3

I using regex to convert html to plain text.

Can you help me to remove line blank with regex

My html:

<div class="short-description">
<div class="short-description">
<div class="short-description">
<div class="short-description">
<div class="short-description">
<div class="short-description">
<div class="short-description">
<div class="short-description">
<div class="short-description">
<ul style="margin: 0px; padding: 0px; font-family: Tahoma, Verdana; color: #000000; font-size: 13px; font-style: normal; font-variant: normal; font-weight: normal; letter-spacing: normal; line-height: normal; orphans: auto; text-align: start; text-indent: 0px; text-transform: none; white-space: normal; widows: 1; word-spacing: 0px; -webkit-text-stroke-width: 0px; background-color: #ffffff;">
<li style="margin: 0px; padding: 0px; font-family: Tahoma, Verdana !important;">Processor: Intel® Xeon® E5-2403 1.80GHz, 10M Cache, 6.4GT/s QPI, No Turbo, 4C, 80W, Max Mem 1066MHz</li>
<li style="margin: 0px; padding: 0px; font-family: Tahoma, Verdana !important;">Memory:&nbsp; 8GB (4x2GB) 1333MHz, Single Ranked LV RDIMMs up to 16GB</li>
<li style="margin: 0px; padding: 0px; font-family: Tahoma, Verdana !important;">Hard Drive: 1TB 7.2K RPM NL SAS 3.5-inch Hot Plug</li>
<li style="margin: 0px; padding: 0px; font-family: Tahoma, Verdana !important;">Storage Controller: H310 raid controller Support RAID 0, 1, 5, 10</li>
<li style="margin: 0px; padding: 0px; font-family: Tahoma, Verdana !important;">File Access Protocols: CIFS, NFS, FTP, SMB3.0, SMB Direct (RDMA)</li>
<li style="margin: 0px; padding: 0px; font-family: Tahoma, Verdana !important;">Internal Drive Support: 4 x 3.5" hot-plug drive bays</li>
<li style="margin: 0px; padding: 0px; font-family: Tahoma, Verdana !important;">Power: 1 x 550W Power Supply (redundant)</li>
<li style="margin: 0px; padding: 0px; font-family: Tahoma, Verdana !important;">OS: Window Storage 2008 Workgroup R2 Edition</li>
<li style="margin: 0px; padding: 0px; font-family: Tahoma, Verdana !important;">Form Factor 1U rack mount system</li>
<li style="margin: 0px; padding: 0px; font-family: Tahoma, Verdana !important;">Warranty: 3 Year ProSupport and NBD On-site Service</li>
</ul>
</div>
</div>
</div>
</div>
</div>
</div>
</div>
</div>
                            </div>

And my regex:

Regex.Replace(Model.MetaDescription, @"<(.|\n)*?>","")
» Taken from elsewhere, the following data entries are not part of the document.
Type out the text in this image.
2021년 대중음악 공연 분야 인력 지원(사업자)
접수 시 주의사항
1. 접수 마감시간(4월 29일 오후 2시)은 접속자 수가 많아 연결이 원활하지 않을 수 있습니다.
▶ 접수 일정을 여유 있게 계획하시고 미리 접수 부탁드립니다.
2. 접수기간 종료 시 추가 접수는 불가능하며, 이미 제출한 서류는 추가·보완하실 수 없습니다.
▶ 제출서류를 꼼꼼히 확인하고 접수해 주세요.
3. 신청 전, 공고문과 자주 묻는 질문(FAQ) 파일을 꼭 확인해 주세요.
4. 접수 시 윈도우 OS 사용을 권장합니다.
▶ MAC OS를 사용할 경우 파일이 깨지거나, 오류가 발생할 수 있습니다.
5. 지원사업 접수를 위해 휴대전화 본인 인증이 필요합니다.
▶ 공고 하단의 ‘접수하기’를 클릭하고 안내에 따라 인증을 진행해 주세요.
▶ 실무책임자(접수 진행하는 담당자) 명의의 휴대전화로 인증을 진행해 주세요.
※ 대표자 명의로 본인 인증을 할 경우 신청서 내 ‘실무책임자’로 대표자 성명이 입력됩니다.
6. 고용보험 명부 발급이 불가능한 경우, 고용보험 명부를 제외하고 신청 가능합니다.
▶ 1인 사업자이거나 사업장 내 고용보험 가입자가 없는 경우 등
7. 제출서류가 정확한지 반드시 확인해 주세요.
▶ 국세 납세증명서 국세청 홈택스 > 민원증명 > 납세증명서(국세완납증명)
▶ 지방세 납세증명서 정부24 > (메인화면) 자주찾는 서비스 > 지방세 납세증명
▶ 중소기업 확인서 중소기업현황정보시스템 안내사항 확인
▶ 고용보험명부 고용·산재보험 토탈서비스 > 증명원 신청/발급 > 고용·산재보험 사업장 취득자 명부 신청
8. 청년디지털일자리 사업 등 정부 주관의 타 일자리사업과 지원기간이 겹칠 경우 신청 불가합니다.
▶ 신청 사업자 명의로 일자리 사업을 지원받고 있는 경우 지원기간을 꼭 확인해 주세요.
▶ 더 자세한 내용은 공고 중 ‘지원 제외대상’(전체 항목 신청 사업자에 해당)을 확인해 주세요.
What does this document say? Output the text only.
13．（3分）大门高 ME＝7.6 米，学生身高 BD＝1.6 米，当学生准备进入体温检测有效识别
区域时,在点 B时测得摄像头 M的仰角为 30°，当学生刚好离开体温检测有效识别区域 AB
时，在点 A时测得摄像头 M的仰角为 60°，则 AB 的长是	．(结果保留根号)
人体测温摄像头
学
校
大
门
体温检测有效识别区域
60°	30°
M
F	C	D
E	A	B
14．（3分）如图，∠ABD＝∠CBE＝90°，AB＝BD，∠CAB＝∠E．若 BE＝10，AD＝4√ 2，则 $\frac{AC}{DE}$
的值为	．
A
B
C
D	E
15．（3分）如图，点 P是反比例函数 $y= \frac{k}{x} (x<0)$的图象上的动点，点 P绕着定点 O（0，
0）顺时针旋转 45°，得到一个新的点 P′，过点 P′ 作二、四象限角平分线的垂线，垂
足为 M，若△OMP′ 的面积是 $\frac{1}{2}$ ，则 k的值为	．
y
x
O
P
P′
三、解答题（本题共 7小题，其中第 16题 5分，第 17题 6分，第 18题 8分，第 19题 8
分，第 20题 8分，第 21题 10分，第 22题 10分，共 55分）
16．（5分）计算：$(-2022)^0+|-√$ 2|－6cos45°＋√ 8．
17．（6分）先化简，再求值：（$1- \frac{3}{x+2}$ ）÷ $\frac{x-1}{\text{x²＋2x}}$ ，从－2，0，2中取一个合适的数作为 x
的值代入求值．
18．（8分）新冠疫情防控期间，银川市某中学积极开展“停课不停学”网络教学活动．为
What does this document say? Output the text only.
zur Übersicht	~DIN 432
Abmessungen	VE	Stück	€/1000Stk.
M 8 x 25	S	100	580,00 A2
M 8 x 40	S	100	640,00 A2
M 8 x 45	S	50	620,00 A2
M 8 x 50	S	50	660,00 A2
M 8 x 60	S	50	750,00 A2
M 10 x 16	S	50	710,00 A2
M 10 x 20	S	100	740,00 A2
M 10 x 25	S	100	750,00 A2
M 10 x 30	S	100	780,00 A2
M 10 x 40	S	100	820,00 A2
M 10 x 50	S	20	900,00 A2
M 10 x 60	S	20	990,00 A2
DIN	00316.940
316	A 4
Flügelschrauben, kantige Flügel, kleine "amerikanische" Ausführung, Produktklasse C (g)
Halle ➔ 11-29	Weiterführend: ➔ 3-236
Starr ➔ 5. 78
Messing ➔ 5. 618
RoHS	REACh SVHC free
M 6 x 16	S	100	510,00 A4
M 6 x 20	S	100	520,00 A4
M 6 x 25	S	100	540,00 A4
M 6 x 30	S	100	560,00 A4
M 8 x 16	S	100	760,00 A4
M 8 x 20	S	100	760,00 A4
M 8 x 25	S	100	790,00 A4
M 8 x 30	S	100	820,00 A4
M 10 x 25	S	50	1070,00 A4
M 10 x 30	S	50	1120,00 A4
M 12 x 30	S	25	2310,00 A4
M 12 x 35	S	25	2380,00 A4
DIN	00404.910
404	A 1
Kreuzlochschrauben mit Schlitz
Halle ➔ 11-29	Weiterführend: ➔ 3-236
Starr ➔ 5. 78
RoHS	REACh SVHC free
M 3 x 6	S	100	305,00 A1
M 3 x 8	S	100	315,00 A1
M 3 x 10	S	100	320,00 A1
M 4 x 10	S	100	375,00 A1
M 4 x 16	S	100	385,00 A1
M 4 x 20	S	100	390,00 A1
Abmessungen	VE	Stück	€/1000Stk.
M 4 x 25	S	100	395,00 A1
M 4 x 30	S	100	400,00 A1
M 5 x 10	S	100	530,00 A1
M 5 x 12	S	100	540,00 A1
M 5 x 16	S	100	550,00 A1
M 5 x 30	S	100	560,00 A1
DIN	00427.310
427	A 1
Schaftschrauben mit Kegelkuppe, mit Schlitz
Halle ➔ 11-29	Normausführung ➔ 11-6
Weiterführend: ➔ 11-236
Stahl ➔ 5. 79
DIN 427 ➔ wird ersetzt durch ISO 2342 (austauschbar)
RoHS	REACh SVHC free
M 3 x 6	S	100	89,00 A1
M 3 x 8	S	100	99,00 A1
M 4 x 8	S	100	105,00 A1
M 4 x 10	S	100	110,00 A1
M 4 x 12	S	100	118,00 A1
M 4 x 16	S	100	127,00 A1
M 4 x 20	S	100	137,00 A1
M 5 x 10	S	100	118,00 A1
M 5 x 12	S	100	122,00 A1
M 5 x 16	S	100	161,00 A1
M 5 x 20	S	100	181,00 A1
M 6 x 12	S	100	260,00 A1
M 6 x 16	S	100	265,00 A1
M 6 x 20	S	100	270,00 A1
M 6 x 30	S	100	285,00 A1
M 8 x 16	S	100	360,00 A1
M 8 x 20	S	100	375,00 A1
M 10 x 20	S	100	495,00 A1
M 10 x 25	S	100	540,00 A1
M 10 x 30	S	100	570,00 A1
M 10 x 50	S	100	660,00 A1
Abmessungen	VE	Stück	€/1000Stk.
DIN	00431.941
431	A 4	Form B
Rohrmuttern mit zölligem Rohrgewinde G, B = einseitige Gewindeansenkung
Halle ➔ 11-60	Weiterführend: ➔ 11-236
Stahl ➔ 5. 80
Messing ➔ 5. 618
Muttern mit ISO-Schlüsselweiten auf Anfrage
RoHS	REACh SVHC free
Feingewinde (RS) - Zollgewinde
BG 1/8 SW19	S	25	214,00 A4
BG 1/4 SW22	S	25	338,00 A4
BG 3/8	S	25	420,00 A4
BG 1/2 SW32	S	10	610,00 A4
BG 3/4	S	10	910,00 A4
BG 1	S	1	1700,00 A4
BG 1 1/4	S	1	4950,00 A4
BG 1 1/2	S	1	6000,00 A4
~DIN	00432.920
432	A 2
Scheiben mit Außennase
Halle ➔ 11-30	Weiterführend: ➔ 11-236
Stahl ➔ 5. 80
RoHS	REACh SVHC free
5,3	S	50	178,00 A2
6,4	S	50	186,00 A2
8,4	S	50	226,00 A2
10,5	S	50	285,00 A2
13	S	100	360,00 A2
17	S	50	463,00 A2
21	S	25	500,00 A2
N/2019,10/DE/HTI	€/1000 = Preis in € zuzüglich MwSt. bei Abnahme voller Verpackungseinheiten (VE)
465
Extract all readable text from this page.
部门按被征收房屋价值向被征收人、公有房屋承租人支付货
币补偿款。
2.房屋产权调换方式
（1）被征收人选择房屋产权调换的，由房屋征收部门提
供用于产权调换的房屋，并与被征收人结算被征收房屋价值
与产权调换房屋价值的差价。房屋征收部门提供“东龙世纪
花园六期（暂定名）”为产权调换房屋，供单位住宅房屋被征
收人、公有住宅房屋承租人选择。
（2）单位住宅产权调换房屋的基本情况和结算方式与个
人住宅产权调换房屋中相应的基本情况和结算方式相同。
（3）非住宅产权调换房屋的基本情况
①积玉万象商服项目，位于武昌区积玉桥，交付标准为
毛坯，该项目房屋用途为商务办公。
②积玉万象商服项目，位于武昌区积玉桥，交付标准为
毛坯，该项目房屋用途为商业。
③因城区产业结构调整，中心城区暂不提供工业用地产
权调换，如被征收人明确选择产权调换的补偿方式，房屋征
This result (image): Result regex.replace

How like in bellow image Result regex.replace

TRI ÂN
  • 59
  • 7

3 Answers3

1

As it has mentioned here, you can use the free and open source HtmlAgilityPack. Check the sample

a method that converts from HTML to plain text.

var plainText = ConvertToPlainText(string html);

Feed it an HTML string like

<b>hello world!</b><br /><i>it is me! !</i>

And you'll get a plain text result like:

hello world!
it is me!
Community
  • 1
  • 1
Ghasem
  • 14,455
  • 21
  • 138
  • 171
0

If I understand the question, you want to remove anything between angle brackets <> and also remove newlines, then try this regex

@"<[^>]*>|\n"

However, as Alex Jolig suggests, use HTML Agility Pack.

Richard Schneider
  • 34,944
  • 9
  • 57
  • 73
0

Don't use RegEx with HTML. RegEx is for regular languages and HTML isn't one. You should use HtmlAgilityPack to parse HTML.

It becomes very easy:

var document = new HtmlAgilityPack.HtmlDocument();
document.LoadHtml(html);

string[] lines =
    document
        .DocumentNode
        .Descendants("li")
        .Select(x => System.Net.WebUtility.HtmlDecode(x.InnerText))
        .ToArray();

string text = String.Join(Environment.NewLine, lines);

With that I get:

Processor: Intel® Xeon® E5-2403 1.80GHz, 10M Cache, 6.4GT/s QPI, No Turbo, 4C, 80W, Max Mem 1066MHz
Memory:  8GB (4x2GB) 1333MHz, Single Ranked LV RDIMMs up to 16GB
Hard Drive: 1TB 7.2K RPM NL SAS 3.5-inch Hot Plug
Storage Controller: H310 raid controller Support RAID 0, 1, 5, 10
File Access Protocols: CIFS, NFS, FTP, SMB3.0, SMB Direct (RDMA)
Internal Drive Support: 4 x 3.5" hot-plug drive bays
Power: 1 x 550W Power Supply (redundant)
OS: Window Storage 2008 Workgroup R2 Edition
Form Factor 1U rack mount system
Warranty: 3 Year ProSupport and NBD On-site Service
Enigmativity
  • 113,464
  • 11
  • 89
  • 172